Le coronavirus n’a pas créé le racisme anti-Chinois en Belgique

Début février, deux clients mangeaient à la table du restaurant. L’un d’eux me demande mon origine, raconte Lam, propriétaire d’un restaurant asiatique dans la rue qui relie la place de la Bourse aux Halles Saint-Géry. Quand j’ai répondu que j’étais chinoise, ils ont eu un petit rictus, mi-gêné mi-amusé, et m’ont demandé s’ils ne risquaient rien”, poursuit la restauratrice.

Une petite phrase qu’elle cherche à minimiser, avançant que c’est forcément pour rire et qu’il n’y a rien de méchant là derrière. À l’en croire, il n’y aurait aucun souci particulier à signaler dans cette rue de Bruxelles où fleurissent les nombreux restaurants asiatiques, si ce n’est quelques blagues de touristes ou de visiteurs.

“Le coronavirus n’a pas créé le racisme anti-asiatique” développe Renaud André, fondateur de l’association Asia 2.0 qui milite contre le racisme envers les communautés asiatiques. Cette association a lancé récemment une campagne intitulée “Et après le coronavirus, vous ferez quoi ?” Son but ? Sensibiliser la population au racisme anti-asiatique qui, s’il est moins visible, demeure bien présent dans notre société. “Pour la plupart des gens, un Asiatique est un Chinois, sans distinction entre les pays et entre les communautés qui les composent, développe le militant. Nous voulons faire comprendre qu’on ne peut pas mettre tous les Asiatiques dans le même sac.
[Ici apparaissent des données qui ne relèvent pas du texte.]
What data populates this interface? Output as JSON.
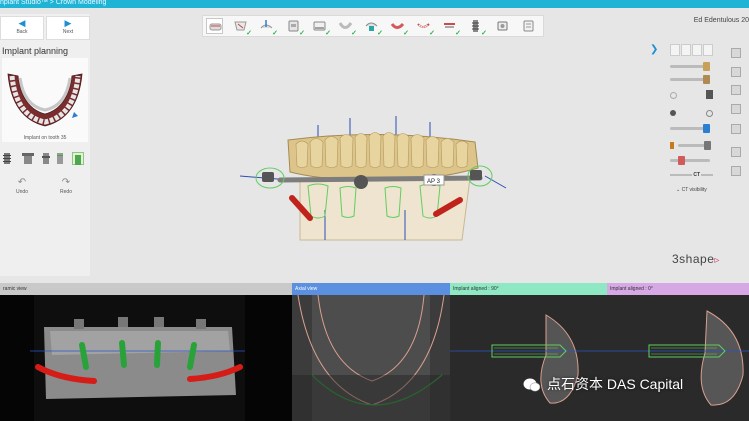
{
  "app": {
    "title": "nplant Studio™ > Crown Modeling",
    "case_name": "Ed Edentulous 20",
    "accent_color": "#1fb3d6"
  },
  "left_panel": {
    "back_label": "Back",
    "next_label": "Next",
    "title": "Implant planning",
    "caption": "Implant on tooth 35",
    "undo_label": "Undo",
    "redo_label": "Redo"
  },
  "toolbar": {
    "tools": [
      "scan-tool",
      "prep-tool",
      "insertion-tool",
      "model-tool",
      "gingiva-tool",
      "crown-tool",
      "arch-tool",
      "gum-tool",
      "teeth-tool",
      "bar-tool",
      "implant-tool",
      "abutment-tool",
      "screw-tool"
    ]
  },
  "right_panel": {
    "tabs": [
      "1",
      "2",
      "3",
      "4"
    ],
    "ct_label": "CT",
    "ct_visibility_label": "CT visibility"
  },
  "scene": {
    "annotation": "AP 3"
  },
  "logo": "3shape",
  "views": {
    "panoramic": "ramic view",
    "axial": "Axial view",
    "aligned_90": "Implant aligned : 90°",
    "aligned_0": "Implant aligned : 0°",
    "colors": {
      "panoramic": "#c9c9c9",
      "axial": "#5b8fe0",
      "aligned_90": "#8fe8c4",
      "aligned_0": "#d6a9e6"
    }
  },
  "watermark": "点石资本 DAS Capital"
}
Ce qu’on appelle la communauté asiatique représente de nombreuses nationalités.”

Un témoignage vient illustrer son propos. Jeune étudiante liégeoise d’origine vietnamienne, Florence a été adoptée à la naissance par une famille belge. Elle nous confie une histoire qui fait partie des nombreuses anecdotes du même genre qu’elle pourrait raconter. “Dans un café, j’entends des gens tousser derrière moi, faisant un petit geste pour simuler la maladie. Je ne suis pas du tout chinoise, je suis belge et mes origines sont vietnamiennes. Pourtant, dans la tête des gens, si je suis asiatique, je suis chinoise et je suis donc susceptible d’avoir le coronavirus”, confie la jeune fille. Elle ne s’est pourtant jamais rendue en Chine.

 

La parole se libère

 

Sur les réseaux sociaux, le mouvement de dénonciation de cette stigmatisation prend de l’ampleur. Depuis deux semaines circule le hashtag #JeNeSuisPasUnVirus. Les internautes – pas uniquement d’origine asiatique – expriment leur ras-le-bol quant à la généralisation et les fausses rumeurs. 
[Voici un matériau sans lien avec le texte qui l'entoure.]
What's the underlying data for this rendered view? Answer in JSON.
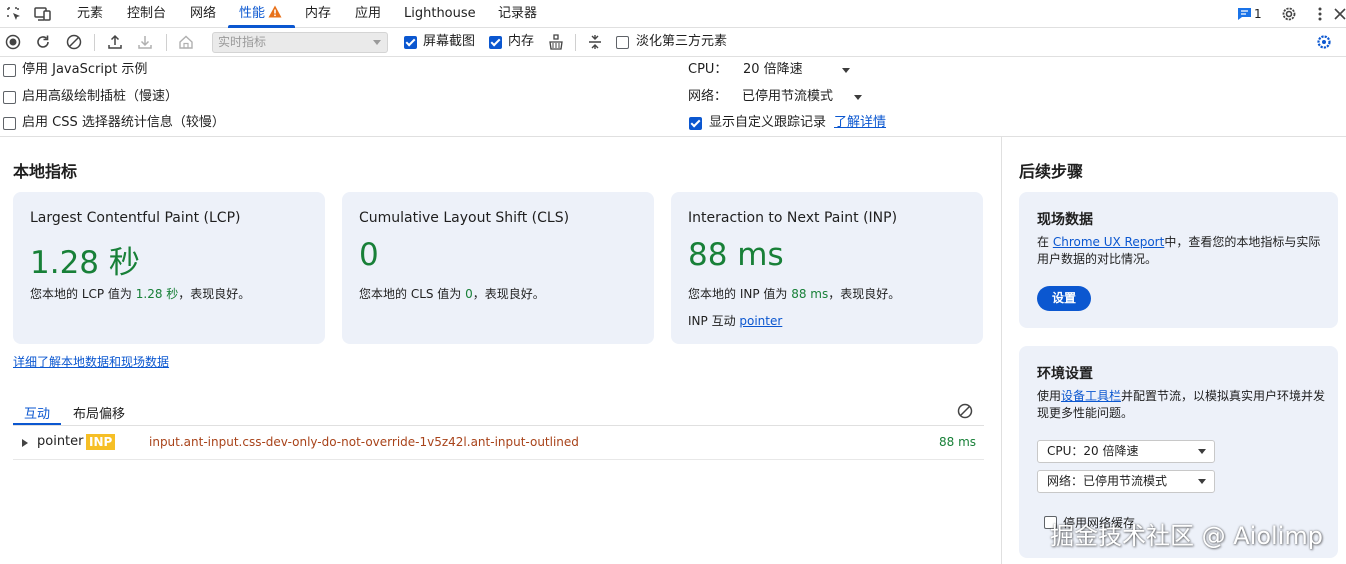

Chacun y va de son expérience, dans les transports en commun, au restaurant et même dans les cours de récréation. Une prise de parole qui se démarque et surprend. “Les différentes communautés asiatiques ont plutôt tendance à se faire discrètes”, déplore Renaud André, qui entend dénoncer le phénomène au-delà de l’épisode coronavirus. 
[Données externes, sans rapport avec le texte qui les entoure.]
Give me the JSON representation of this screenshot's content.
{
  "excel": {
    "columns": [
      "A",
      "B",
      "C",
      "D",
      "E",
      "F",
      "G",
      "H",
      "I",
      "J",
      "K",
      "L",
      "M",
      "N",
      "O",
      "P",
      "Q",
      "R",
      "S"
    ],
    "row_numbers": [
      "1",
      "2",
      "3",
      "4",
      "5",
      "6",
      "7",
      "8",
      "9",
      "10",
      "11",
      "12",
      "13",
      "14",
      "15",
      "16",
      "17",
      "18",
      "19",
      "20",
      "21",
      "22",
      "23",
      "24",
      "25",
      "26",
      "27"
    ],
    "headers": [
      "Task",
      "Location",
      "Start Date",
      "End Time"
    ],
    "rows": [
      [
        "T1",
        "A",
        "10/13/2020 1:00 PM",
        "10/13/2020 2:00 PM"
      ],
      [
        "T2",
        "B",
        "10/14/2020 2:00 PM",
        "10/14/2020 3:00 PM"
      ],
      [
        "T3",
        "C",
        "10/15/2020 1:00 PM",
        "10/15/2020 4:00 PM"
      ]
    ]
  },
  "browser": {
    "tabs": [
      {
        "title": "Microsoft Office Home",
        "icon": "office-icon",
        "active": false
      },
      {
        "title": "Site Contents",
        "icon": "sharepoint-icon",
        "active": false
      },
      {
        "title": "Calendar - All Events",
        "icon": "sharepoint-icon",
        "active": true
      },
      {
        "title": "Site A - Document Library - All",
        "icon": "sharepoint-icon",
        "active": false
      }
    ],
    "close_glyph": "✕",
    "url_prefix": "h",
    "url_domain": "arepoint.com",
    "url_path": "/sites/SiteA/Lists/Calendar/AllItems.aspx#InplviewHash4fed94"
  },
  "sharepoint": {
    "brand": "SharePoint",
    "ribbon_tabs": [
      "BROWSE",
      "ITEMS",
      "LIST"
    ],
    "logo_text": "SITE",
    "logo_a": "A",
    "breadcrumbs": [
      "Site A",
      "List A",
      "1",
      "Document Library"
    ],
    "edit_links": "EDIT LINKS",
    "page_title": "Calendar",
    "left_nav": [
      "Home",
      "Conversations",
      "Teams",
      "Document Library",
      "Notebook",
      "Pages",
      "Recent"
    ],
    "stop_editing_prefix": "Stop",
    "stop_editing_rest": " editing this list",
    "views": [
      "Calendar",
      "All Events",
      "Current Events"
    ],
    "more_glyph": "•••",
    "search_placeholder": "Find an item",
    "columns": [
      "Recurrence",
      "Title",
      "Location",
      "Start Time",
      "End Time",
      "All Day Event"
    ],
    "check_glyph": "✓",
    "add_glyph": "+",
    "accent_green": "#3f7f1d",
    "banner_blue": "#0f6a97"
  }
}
Le Mouvement contre le racisme, l’antisémitisme et la xénophobie (Mrax) confirme enregistrer depuis plusieurs années des faits de racisme anti-asiatique, même si le phénomène semble moins virulent qu’en France, ou dans d’autres pays. 

“C’est une réalité qui existe. Il est tout à fait faux de penser que les Asiatiques sont préservés. Et depuis l’épidémie de corona-virus, on assiste à énormément de procès d’intention, explique son président, Carlos Crespo. On est dans la propagation de stéréotypes dignes des ‘Aventures de Tintin et le Lotus Bleu’!” s’exclame-t-il, citant l’exemple d’une rumeur qui circulait sur les réseaux sociaux selon laquelle une soupe de chauve-souris était à l’origine de l’épidémie.